I am the department chair for our speech department. I am not comfortable in a leadership role, but I frequently volunteer to do these roles to push myself. To make myself better in these roles. I want to develop the skills I need to be a leader, and I want to push myself to do things I'm not comfortable with in order to get over my fears and insecurities. I have done the chair position before, but I had to give up the last part of my tenure because it happened in the midst of everything with Brian's death and I just couldn't keep that piece at that time. I had many great friends in the department who gladly stepped in to help me out and I let go of the chair piece. But, I didn't want that to be my only attempt at the chair position, so I volunteered to do it again. And I haven't admitted this to anyone, especially any of the SLPs in our department (they'll know now, because I know there are several that read this) but this last round has been a struggle for me. It's been one added piece to my already full plate. I have only been doing the job for a little under three months and already we have had SLPs quit, SLPs get broken, schools not covered, assistants being shifted, caseload overages, and many other things.

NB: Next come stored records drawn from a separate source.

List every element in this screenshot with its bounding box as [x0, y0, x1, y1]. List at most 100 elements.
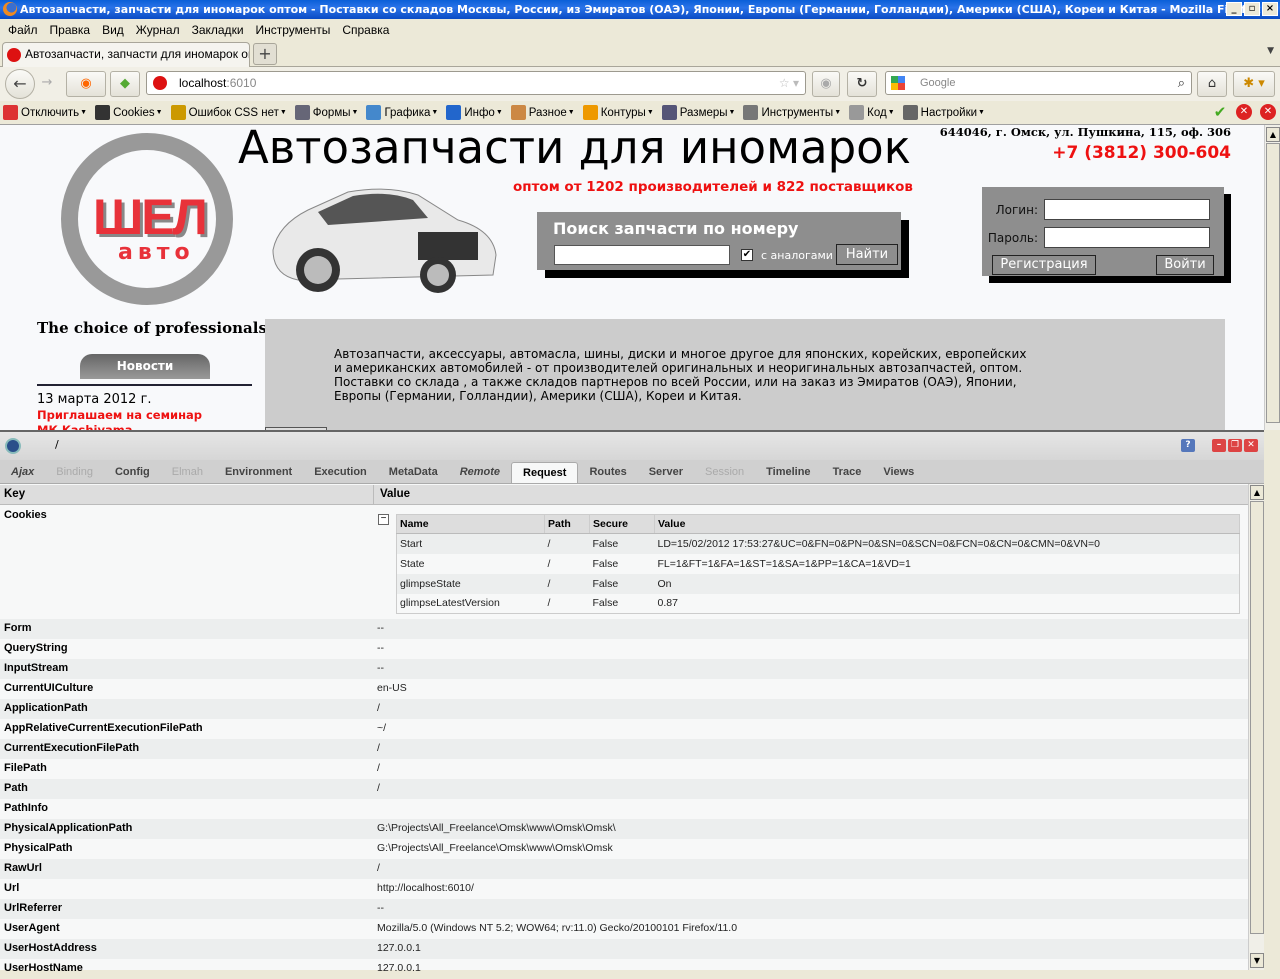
news-link[interactable]: Приглашаем на семинар МК Kashiyama [37, 408, 217, 430]
devtool-forms[interactable]: Формы ▼ [294, 105, 358, 120]
url-host: localhost [179, 76, 227, 90]
cookie-cell: / [547, 597, 551, 610]
tab-session[interactable]: Session [694, 460, 755, 483]
menu-view[interactable]: Вид [96, 23, 130, 37]
login-input[interactable] [1044, 199, 1210, 220]
url-input[interactable]: localhost:6010 ☆ ▾ [146, 71, 806, 95]
dropdown-arrow-icon: ▼ [978, 109, 985, 116]
part-number-input[interactable] [554, 245, 730, 265]
tab-routes[interactable]: Routes [578, 460, 637, 483]
row-key: AppRelativeCurrentExecutionFilePath [4, 722, 203, 734]
scroll-up-icon[interactable]: ▲ [1250, 485, 1264, 500]
register-button[interactable]: Регистрация [992, 255, 1096, 275]
cookie-cell: False [589, 533, 655, 554]
minimize-panel-icon[interactable]: – [1212, 439, 1226, 452]
glimpse-scrollbar[interactable]: ▲ ▼ [1248, 484, 1264, 970]
outline-pencil-icon [582, 105, 598, 120]
site-logo[interactable]: ШЕЛ авто [61, 133, 233, 305]
menu-file[interactable]: Файл [2, 23, 44, 37]
menu-bar: Файл Правка Вид Журнал Закладки Инструме… [0, 19, 1280, 40]
popout-panel-icon[interactable]: ❐ [1228, 439, 1242, 452]
dropdown-arrow-icon: ▼ [155, 109, 163, 116]
menu-tools[interactable]: Инструменты [250, 23, 337, 37]
devtool-misc[interactable]: Разное ▼ [510, 105, 575, 120]
misc-icon [510, 105, 526, 120]
row-value: -- [377, 622, 384, 634]
tab-server[interactable]: Server [638, 460, 694, 483]
devtool-label: Контуры [600, 106, 646, 119]
tab-remote[interactable]: Remote [449, 460, 511, 483]
cookie-cell: / [544, 533, 590, 554]
source-icon [849, 105, 865, 120]
search-input[interactable]: Google ⌕ [885, 71, 1192, 95]
collapse-icon[interactable]: − [378, 514, 389, 525]
tab-timeline[interactable]: Timeline [755, 460, 821, 483]
site-identity-icon [153, 76, 167, 90]
news-date: 13 марта 2012 г. [37, 392, 152, 407]
new-tab-button[interactable]: + [253, 43, 277, 65]
devtool-cookies[interactable]: Cookies ▼ [95, 105, 163, 120]
help-icon[interactable]: ? [1181, 439, 1195, 452]
row-value: / [377, 702, 380, 714]
menu-history[interactable]: Журнал [130, 23, 186, 37]
browser-tab[interactable]: Автозапчасти, запчасти для иномарок оп..… [2, 42, 250, 67]
devtool-disable[interactable]: Отключить ▼ [3, 105, 87, 120]
scrollbar-thumb[interactable] [1266, 143, 1280, 423]
devtool-info[interactable]: Инфо ▼ [446, 105, 503, 120]
find-button[interactable]: Найти [836, 244, 898, 265]
reload-button[interactable]: ↻ [847, 71, 877, 97]
scrollbar-thumb[interactable] [1250, 501, 1264, 934]
cookies-table: Name Path Secure Value Start / False LD=15/… [396, 514, 1240, 614]
tab-metadata[interactable]: MetaData [378, 460, 449, 483]
forward-button[interactable]: → [36, 71, 58, 97]
rss-button[interactable]: ◉ [66, 71, 106, 97]
close-toolbar-icon[interactable]: ✕ [1260, 104, 1276, 120]
analogs-checkbox[interactable]: ✔ [741, 249, 753, 261]
menu-bookmarks[interactable]: Закладки [186, 23, 250, 37]
devtool-options[interactable]: Настройки ▼ [902, 105, 985, 120]
table-row: PhysicalApplicationPath G:\Projects\All_F… [0, 819, 1248, 839]
page-scrollbar[interactable]: ▲ [1264, 125, 1280, 430]
news-tab[interactable]: Новости [80, 354, 210, 379]
close-button[interactable]: × [1262, 2, 1278, 16]
row-value: -- [377, 662, 384, 674]
tab-binding[interactable]: Binding [45, 460, 104, 483]
tab-environment[interactable]: Environment [214, 460, 303, 483]
tab-views[interactable]: Views [872, 460, 925, 483]
rss-feed-button[interactable]: ◉ [812, 71, 840, 97]
devtool-images[interactable]: Графика ▼ [366, 105, 438, 120]
google-engine-icon[interactable] [891, 76, 905, 90]
tab-elmah[interactable]: Elmah [161, 460, 214, 483]
minimize-button[interactable]: _ [1226, 2, 1242, 16]
addon-button[interactable]: ✱ ▾ [1233, 71, 1275, 97]
devtool-source[interactable]: Код ▼ [849, 105, 895, 120]
back-button[interactable]: ← [5, 69, 35, 99]
password-input[interactable] [1044, 227, 1210, 248]
close-panel-icon[interactable]: ✕ [1244, 439, 1258, 452]
images-icon [366, 105, 382, 120]
menu-edit[interactable]: Правка [44, 23, 97, 37]
tab-list-icon[interactable]: ▼ [1267, 46, 1274, 56]
tab-ajax[interactable]: Ajax [0, 460, 45, 483]
key-value-header: Key Value [0, 485, 1248, 505]
row-value: / [377, 782, 380, 794]
home-button[interactable]: ⌂ [1197, 71, 1227, 97]
check-icon[interactable]: ✔ [1212, 104, 1228, 120]
bookmark-star-icon[interactable]: ☆ ▾ [779, 72, 799, 94]
devtool-tools[interactable]: Инструменты ▼ [743, 105, 841, 120]
scroll-up-icon[interactable]: ▲ [1266, 127, 1280, 142]
tab-trace[interactable]: Trace [822, 460, 873, 483]
devtool-outline-pencil[interactable]: Контуры ▼ [582, 105, 654, 120]
devtool-css-wand[interactable]: Ошибок CSS нет ▼ [170, 105, 287, 120]
tab-request[interactable]: Request [511, 462, 579, 483]
maximize-button[interactable]: ▫ [1244, 2, 1260, 16]
feedly-button[interactable]: ◆ [110, 71, 140, 97]
error-icon[interactable]: ✕ [1236, 104, 1252, 120]
login-button[interactable]: Войти [1156, 255, 1214, 275]
scroll-down-icon[interactable]: ▼ [1250, 953, 1264, 968]
search-magnifier-icon[interactable]: ⌕ [1178, 72, 1185, 94]
tab-execution[interactable]: Execution [303, 460, 378, 483]
tab-config[interactable]: Config [104, 460, 161, 483]
menu-help[interactable]: Справка [336, 23, 395, 37]
devtool-resize[interactable]: Размеры ▼ [661, 105, 735, 120]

It's a lot to juggle the job of the department chair, and I've had to step up my game with trying to stay organized. And until recently, I thought I was doing a fairly decent job. Then, some things happened, and my confidence was shaken a bit, but I wasn't going to let that get me down. I knew that this was a difficult job to balance with the regular duties of a caseload and being a full time SLP at a school, so I pushed through, and made plans to readjust my strategies for helping me stay organized and get through. And then, I got a call...I wasn't doing my job as chair well. My communication isn't organized. I drop too many pieces. I make assumptions that I should. Perhaps my cognitive deficits from my seizures was just too much to make me an effective leader for the department...and those words stung. Maybe because I was afraid they were right. Like I said, I know there are pieces that are harder for me, but I didn't think they were impacting my job. But maybe they were...I was in tears most of the day anyways. Headaches and not feeling great make me weepy, but then this added layer of wondering if my peers think I'm incompetent was just too much.

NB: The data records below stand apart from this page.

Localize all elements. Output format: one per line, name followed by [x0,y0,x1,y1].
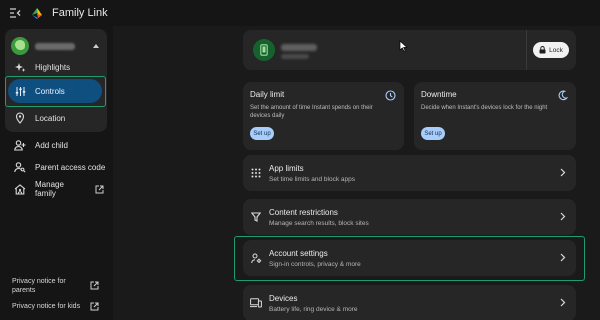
child-name-redacted [35,42,75,50]
chevron-right-icon [560,298,566,307]
sidebar-item-highlights[interactable]: Highlights [14,56,70,78]
daily-limit-description: Set the amount of time Instant spends on… [250,105,373,119]
moon-icon [557,90,568,101]
mouse-cursor-icon [399,40,408,52]
filter-icon [250,211,262,223]
device-card: Lock [243,30,576,70]
phone-icon [253,39,275,61]
sparkle-icon [14,61,26,73]
devices-subtitle: Battery life, ring device & more [269,306,358,313]
daily-limit-setup-button[interactable]: Set up [250,127,274,140]
daily-limit-card: Daily limit Set the amount of time Insta… [243,82,404,150]
sidebar-item-controls[interactable]: Controls [8,79,102,103]
devices-title: Devices [269,294,298,303]
parent-access-code-label: Parent access code [35,162,106,172]
parent-access-code-link[interactable]: Parent access code [14,156,105,178]
device-status-redacted [281,54,309,59]
sidebar-item-label: Highlights [35,62,71,72]
menu-collapse-icon[interactable] [6,4,24,22]
downtime-description: Decide when Instant's devices lock for t… [421,105,548,111]
family-link-logo [30,6,44,20]
add-child-label: Add child [35,140,68,150]
account-settings-row[interactable]: Account settings Sign-in controls, priva… [243,240,576,276]
daily-limit-title: Daily limit [250,90,285,99]
apps-grid-icon [250,167,262,179]
add-person-icon [14,139,26,151]
devices-icon [250,297,262,309]
chevron-up-icon [93,44,99,48]
manage-family-link[interactable]: Manage family [14,178,104,200]
location-pin-icon [14,112,26,124]
chevron-right-icon [560,212,566,221]
downtime-setup-button[interactable]: Set up [421,127,445,140]
clock-icon [385,90,396,101]
content-restrictions-row[interactable]: Content restrictions Manage search resul… [243,199,576,235]
chevron-right-icon [560,253,566,262]
privacy-notice-parents-label: Privacy notice for parents [12,278,66,294]
devices-row[interactable]: Devices Battery life, ring device & more [243,285,576,320]
sidebar-item-location[interactable]: Location [14,107,65,129]
content-restrictions-title: Content restrictions [269,208,338,217]
privacy-notice-parents-link[interactable]: Privacy notice for parents [12,277,102,295]
downtime-card: Downtime Decide when Instant's devices l… [414,82,576,150]
lock-button[interactable]: Lock [533,42,569,58]
sidebar-item-label: Location [35,113,66,123]
lock-button-label: Lock [549,46,563,54]
sliders-icon [15,86,26,97]
external-link-icon [95,185,104,194]
avatar [11,37,29,55]
manage-family-label: Manage family [35,180,64,198]
app-limits-row[interactable]: App limits Set time limits and block app… [243,155,576,191]
child-profile-switcher[interactable] [11,35,103,57]
app-limits-title: App limits [269,164,304,173]
privacy-notice-kids-link[interactable]: Privacy notice for kids [12,302,102,311]
sidebar-item-label: Controls [35,86,65,96]
person-key-icon [14,161,26,173]
app-title: Family Link [52,7,108,19]
chevron-right-icon [560,168,566,177]
family-house-icon [14,183,26,195]
account-settings-icon [250,252,262,264]
external-link-icon [90,281,99,295]
account-settings-subtitle: Sign-in controls, privacy & more [269,261,361,268]
device-name-redacted [281,44,317,51]
app-limits-subtitle: Set time limits and block apps [269,176,355,183]
external-link-icon [90,302,99,311]
sidebar: Highlights Controls Location Add child P… [0,26,112,320]
content-restrictions-subtitle: Manage search results, block sites [269,220,369,227]
downtime-title: Downtime [421,90,457,99]
privacy-notice-kids-label: Privacy notice for kids [12,303,81,310]
controls-highlight-outline: Controls [5,76,106,107]
account-settings-title: Account settings [269,249,328,258]
add-child-link[interactable]: Add child [14,134,68,156]
lock-icon [539,46,546,54]
divider [526,30,527,70]
top-bar: Family Link [0,0,600,26]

But then, I remembered my picture..."Often the people who criticize your life are usually the same people that don't know the price you paid to get where you are today." and this person has no idea! They were not part of the mess with Brian. They were not part of my seizures escalating and being a problem. They don't know what I've gone through in the last five, ten, fifteen years that has made me into the person I am today. And they cannot judge me or make me feel badly about the person that I am today, and what it took to get there. I know that I have deficits. I know that I struggle at times. I know that maybe I'm not the best person for the job as SLP department chair, but you know what? It has taken a lot to get me to the point that I'm at today. And I believe it was just a few short weeks ago that I was talking about the euphoria of moving on, and feeling better. And I'm not going to let the comments of a few people throw me off the course of where I was headed.
I'm doing the best I can as department chair. I'm doing the best I can as an SLP with CKSD. I'm doing the best I can as a daughter. I'm doing the best I can as a sister. I'm doing the best I can as a friend. I'm doing the best I can as a momma. I'm doing the best I can...period. And there is not one single person that can take that away from me in this moment.
So, what am I going to do? I'm doing to do the best I can, know that I will never please everyone, and do a better job of advocating for myself, in all my cognitive deficit glory. Because if that's what this person sees me for, I'm much more than that! And this person has no idea what it has taken to get me here!